Appendix: Performance, timing accuracy, and Max settings¶
NOTE: I should probably move this to main docs. eh?
The purpose of this appendix is to look in detail timing, latency, performance, and Max settings. First off, let me assure you that the sequencing code has been tested exhaustively, and running live sequencers with rock solid timing in Scheme for Max absolutely works. That’s the good news! If you’re willing to pay the CPU cost you can even get sample accurate timing. However, there is overhead to running Scheme, so understanding your options for balancing timing accuracy, latency, and performance is worthwhile.
Like other dynamic languages such as Python, Ruby, JavaScript, Common Lisp, the s7 Scheme interpreter runs a garbage collector (GC). The GC runs occasionally, sweeping through allocated memory, deleting unused memory references.
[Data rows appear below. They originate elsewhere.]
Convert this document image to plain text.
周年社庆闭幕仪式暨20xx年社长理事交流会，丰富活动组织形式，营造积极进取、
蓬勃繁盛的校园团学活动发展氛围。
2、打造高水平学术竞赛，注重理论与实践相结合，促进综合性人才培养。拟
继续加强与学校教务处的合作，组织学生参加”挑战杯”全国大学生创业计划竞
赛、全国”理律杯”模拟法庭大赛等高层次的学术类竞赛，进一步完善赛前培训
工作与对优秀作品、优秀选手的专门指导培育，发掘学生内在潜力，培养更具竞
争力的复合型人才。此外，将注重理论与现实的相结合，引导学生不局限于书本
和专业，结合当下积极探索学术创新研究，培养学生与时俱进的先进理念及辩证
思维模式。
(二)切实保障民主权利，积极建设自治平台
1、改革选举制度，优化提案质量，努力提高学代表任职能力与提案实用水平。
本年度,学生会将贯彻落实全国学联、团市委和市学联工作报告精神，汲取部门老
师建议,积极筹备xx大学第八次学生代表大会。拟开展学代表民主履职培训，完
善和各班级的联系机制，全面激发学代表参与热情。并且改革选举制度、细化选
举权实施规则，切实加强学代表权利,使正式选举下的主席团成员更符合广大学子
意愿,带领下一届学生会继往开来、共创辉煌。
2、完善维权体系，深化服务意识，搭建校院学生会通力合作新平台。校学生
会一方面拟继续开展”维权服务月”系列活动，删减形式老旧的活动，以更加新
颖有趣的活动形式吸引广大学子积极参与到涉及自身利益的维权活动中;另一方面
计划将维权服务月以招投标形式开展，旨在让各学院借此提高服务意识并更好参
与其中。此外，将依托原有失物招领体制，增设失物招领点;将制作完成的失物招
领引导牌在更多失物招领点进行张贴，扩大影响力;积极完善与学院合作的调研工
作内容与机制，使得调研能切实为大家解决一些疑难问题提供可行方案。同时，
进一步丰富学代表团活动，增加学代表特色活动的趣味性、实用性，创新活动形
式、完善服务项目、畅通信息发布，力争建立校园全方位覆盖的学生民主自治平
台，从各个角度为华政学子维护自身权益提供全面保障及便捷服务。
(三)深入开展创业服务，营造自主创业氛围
This is what makes it possible for us to program without manually allocating and managing memory the way we need to in languages like C, C++, or Rust. On my system, the GC typically takes between 0.5 and 1.5 milliseconds to run, but depending on your code and CPU it could take longer. If the GC can’t finish in time, we get a missed deadline and our timing will slip - looking at recorded output will show the output getting behind the correct time. If you have the Max audio setting for Audio in Interrupt selected, and Max is making sound, you’ll probably hear an audio underun too, as this setting forces the Scheduler thread (the one running s4m) and the audio dsp thread to share timeslices. If you don’t have Audio in Interupt selected, the timing will slip a bit but you won’t hear an audio click issue.
This means that for super accurate timing, we need to do two things: run the GC frequently so that it always does it’s job quickly, and run Max with enough latency that the GC running makes no difference to the timing. What sufficient latency is will depend somewhat on what else your machine is doing, both in Max, and out of Max, and some of your Max settings.
The first thing I do is hook up a metronome at about 100ms (experiment!) to a message box with a gc message and send this to s4m inlet 0. This ensures the gc is called every 100 ms. The interpreter thus runs the gc very frequently, ensuring it doesn’t have too much to do on each pass.
The Max I/O Vector Size is the most important setting. In order to get bang on accuracy, we need this big enough for the GC to finish running. This is also the setting that produces the latency of Max to your sound output. A setting of 512 translates to about 11ms at 44100 sample rate, while 256 is 5.8ms. This is ample time, if Max isn’t eating up that time already on audio. On my machine, I can run with anywhere from 128 to 1024 on this setting, depending on how much I’m taxing the CPU, and the recorded output stays accurate to within a ms. If you don’t mind more slop in the timing, you can lower this and increase the Max scheduler slop setting, trading short term accuracy (slop) for CPU use and long term accuracy. This setting lets Max run the scheduler a bit late but then catches up later. If you have Max producing no other audio, you can likely get this down to 128 and still get accurate timing.
The Max Signal Vector Size setting (in Audio Status) is also important to understand. This determines how many samples of audio are calculated per audio rendering pass. If you have Audio Interrupt selected, this will determine how frequently the scheduler can run. The timing of your scheduler-generated (i.e. s4m) events can only be as accurate on a small scale as this setting allows. If you want actual sample accurate timing, this needs to be 1! If Max is also making audio, reducing this number increases the CPU load of Max, and thus requires you to raise the I/O Vector Size. So if you need exact attack times to line up with audio generated elsewhere, you should experiment with lowering this number until you are satisfied.
I’ve noticed a few things that might be helpful.
Max is not good at hosting VST instruments. If you want to use VSTs and run at low latency you should probably pipe midi to a DAW such as Live. I get much better performance running the VSTs in live and using a virtual midi driver.
If you don’t need sample accurate timing, you might want to run with Audio Interrupt off and more Scheduler Slop. For a live use where s4m is doing all the timing, and you absolutely can’t chance an audio underrun, this might be appropriate.
Reducing any visual updates from audio (such as VU meters in the live.gain object) dramatically improves performance, allowing lower latency.
If you have lots of GUI elements doing things in the Max low priority thread, you might want to lower the servicing of the low priority thread and the refresh rate in your max settings. (Event Interval, Redraw Queue Throttle, and Refresh Rate).
If you make a very large Scheme program, you might want to split it into a low and high priority instance. For example, if you want to drive a large bank of GUI elements, that can all be done in a low priority thread, and you can use messages between Scheme instances or an intermediate data store such as a buffer to pass data between them.
The best thing to do is to experiment with these settings, recording the output, and take a look in your audio editor.